Fighting subsided Thursday in much of Bosnia-Herzegovina on the first day of a U.S.-brokered cease-fire, but the familiar sounds of war echoed as before through towns and villages in the country's fiercely contested northwest.
U.N. officials, charged with monitoring the 60-day truce, issued a generally upbeat assessment of its first 24 hours. But battles were so intense across northwest Bosnia that U.N. observers were denied access to the front lines and could not report on violations there.
An unmanned roadblock near this tiny farm village within earshot of the fighting contained a handwritten warning that reflected the unchanged reality in much of the divided country: "Stop! War Zone."
"All day we've been hearing detonations," said Sulejman Burzic, who chopped his winter wood supply to a cacophony of explosions from beyond a distant ridge. "We can't tell who is doing the shooting, but we know there is fighting."
U.N. officials acknowledged that they were unable to pinpoint blame for the truce violations or even accurately gauge how severe the fighting had become. But a spokesman in Sarajevo, the Bosnian capital, said officials had known that it might take days for cease-fire lines to stabilize.
"It's a pretty complicated thing to disentangle troops who are separated by a few hundred meters in difficult terrain," spokesman Yuriy Chizhik said. "Our assessment is the cease-fire is getting rooted, and it's a complicated process, but we see movement."
A spokesman for the Bosnian army, which blocked U.N. monitors, journalists and humanitarian workers from the northwest battle zones, said the area is too dangerous because large bands of Bosnian Serbs remain in the woods.
Access to this village, on the outskirts of the contested town of Otoka, was gained only through a circuitous route along dirt roads that circumvented military checkpoints.
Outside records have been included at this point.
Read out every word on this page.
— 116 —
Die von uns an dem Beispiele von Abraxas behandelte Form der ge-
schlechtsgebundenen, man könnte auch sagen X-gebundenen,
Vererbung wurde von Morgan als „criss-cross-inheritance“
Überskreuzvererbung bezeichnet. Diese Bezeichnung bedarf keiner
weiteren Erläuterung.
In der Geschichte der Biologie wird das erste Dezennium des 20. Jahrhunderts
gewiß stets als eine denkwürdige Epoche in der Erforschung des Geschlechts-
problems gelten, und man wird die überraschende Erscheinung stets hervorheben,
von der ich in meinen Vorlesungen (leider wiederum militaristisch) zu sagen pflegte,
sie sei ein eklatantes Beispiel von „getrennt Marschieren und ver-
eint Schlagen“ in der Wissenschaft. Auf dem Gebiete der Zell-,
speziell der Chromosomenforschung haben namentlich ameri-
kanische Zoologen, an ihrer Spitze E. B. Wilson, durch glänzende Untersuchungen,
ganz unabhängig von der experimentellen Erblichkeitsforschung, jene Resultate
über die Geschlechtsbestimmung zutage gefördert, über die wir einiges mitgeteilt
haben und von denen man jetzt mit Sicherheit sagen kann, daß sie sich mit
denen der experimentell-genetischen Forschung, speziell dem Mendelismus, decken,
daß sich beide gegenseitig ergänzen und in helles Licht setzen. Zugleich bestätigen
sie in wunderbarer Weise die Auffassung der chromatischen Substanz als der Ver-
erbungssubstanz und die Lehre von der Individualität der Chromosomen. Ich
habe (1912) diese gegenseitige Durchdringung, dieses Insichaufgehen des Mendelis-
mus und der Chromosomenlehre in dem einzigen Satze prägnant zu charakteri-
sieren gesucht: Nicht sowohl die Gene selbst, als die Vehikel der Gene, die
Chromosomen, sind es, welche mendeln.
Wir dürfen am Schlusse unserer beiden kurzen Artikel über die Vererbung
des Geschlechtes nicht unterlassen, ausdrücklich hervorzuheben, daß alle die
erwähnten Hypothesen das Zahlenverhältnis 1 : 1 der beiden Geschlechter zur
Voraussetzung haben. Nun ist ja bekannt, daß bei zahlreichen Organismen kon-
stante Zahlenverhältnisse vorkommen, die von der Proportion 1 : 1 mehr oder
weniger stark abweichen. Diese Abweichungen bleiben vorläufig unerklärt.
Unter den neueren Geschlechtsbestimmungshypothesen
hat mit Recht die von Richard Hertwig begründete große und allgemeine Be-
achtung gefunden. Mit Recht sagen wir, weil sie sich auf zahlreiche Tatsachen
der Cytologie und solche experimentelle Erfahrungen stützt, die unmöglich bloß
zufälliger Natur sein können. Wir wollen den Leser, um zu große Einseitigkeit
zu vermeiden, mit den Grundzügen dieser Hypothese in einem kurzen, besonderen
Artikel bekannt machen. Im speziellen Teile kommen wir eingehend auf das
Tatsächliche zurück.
Bosnian army Capt. Mido Tormanovic said hundreds of rebel Serbs became separated from their units during the past few days of fighting and were being rounded up by Muslim-Croatian forces.
"I don't think they even know there is a cease-fire," Tormanovic said.
It is also likely the Bosnian army did not want to reveal to outsiders the extent of its unabated military action, some Western military observers said.
Soldiers on both sides reported continued battles over key territory that lies between Banja Luka, the largest Bosnian Serb-held city, and Bihac, the headquarters of the Bosnian army's 5th Corps.
The most intense fighting Thursday was in Sanski Most, a strategically important town midway between the two cities that was seized by government forces just before the truce began.
A Bosnian army soldier who returned from the front line south of Sanski Most said fighting began anew when Bosnian Serb troops tried to take back lost ground just minutes before the cease-fire.
"There was no time to celebrate," said the soldier, speaking Thursday in Bihac. "We were fighting again before the cease-fire even started."
Bosnian Serb army commander Gen. Ratko Mladic wrote a letter to the U.N. Protection Force protesting "Muslim" actions in the Sanski Most area, while the government army accused the Serbs of launching an artillery attack near the nearby town of Prijedor, aimed at recovering Sanski Most.
"There has been some fighting, but we can't say who's attacking whom," a U.N. official said. "We are concerned and hope it stops soon."
Several young Bosnian soldiers who returned Wednesday and Thursday from the front lines said troops were eager to end the war, despite tough talk about marching all the way to Banja Luka.
Here in Bastra, Padil Sabic was still wearing his military fatigues while helping his uncle repair the roof and walls to his barn in preparation for the winter.
Sabic, whose own house across the street was mostly in ruins, said soldiers in the trenches have been talking eagerly of life after the war.
"The plan is to go home, get rid of everything [from the army], eat home-cooked meals and see your girlfriend or wife and kids," said Sabic, 24. "A little lovemaking. We've had enough war-making."
In Bihac, Nijaz Malkoc, also a Bosnian soldier, said troops in his unit have spent idle moments imagining the future. With winter approaching, many of them want to return home to help with the final harvest of the season and prepare a supply of firewood.
"It is a lot nicer to be in town than in a trench," said Malkoc, 20. "It is time to get back home."
In Sarajevo, the United Nations reported what it called "celebratory" machine-gun bursts in the first hours of the cease-fire, but about 2 a.m. a rocket-propelled grenade crashed into an apartment building. No one was hurt.
Also Thursday, a U.N. convoy carrying 75 tons of flour for Gorazde, the last Muslim enclave in eastern Bosnia, left Sarajevo but failed to reach its destination after finding the road was mined.
Even with such setbacks, Bosnian Prime Minister Haris Silajdzic, in Brussels to seek reconstruction aid from the European Union, said he believed that this cease-fire--the 36th in Bosnia--stood a better chance than ever.
"I am much less pessimistic than before," Silajdzic said. "It is clear their [the Bosnian Serbs'] idea of a Greater Serbia is over."
Murphy reported from Bastra and Wilkinson from Sarajevo.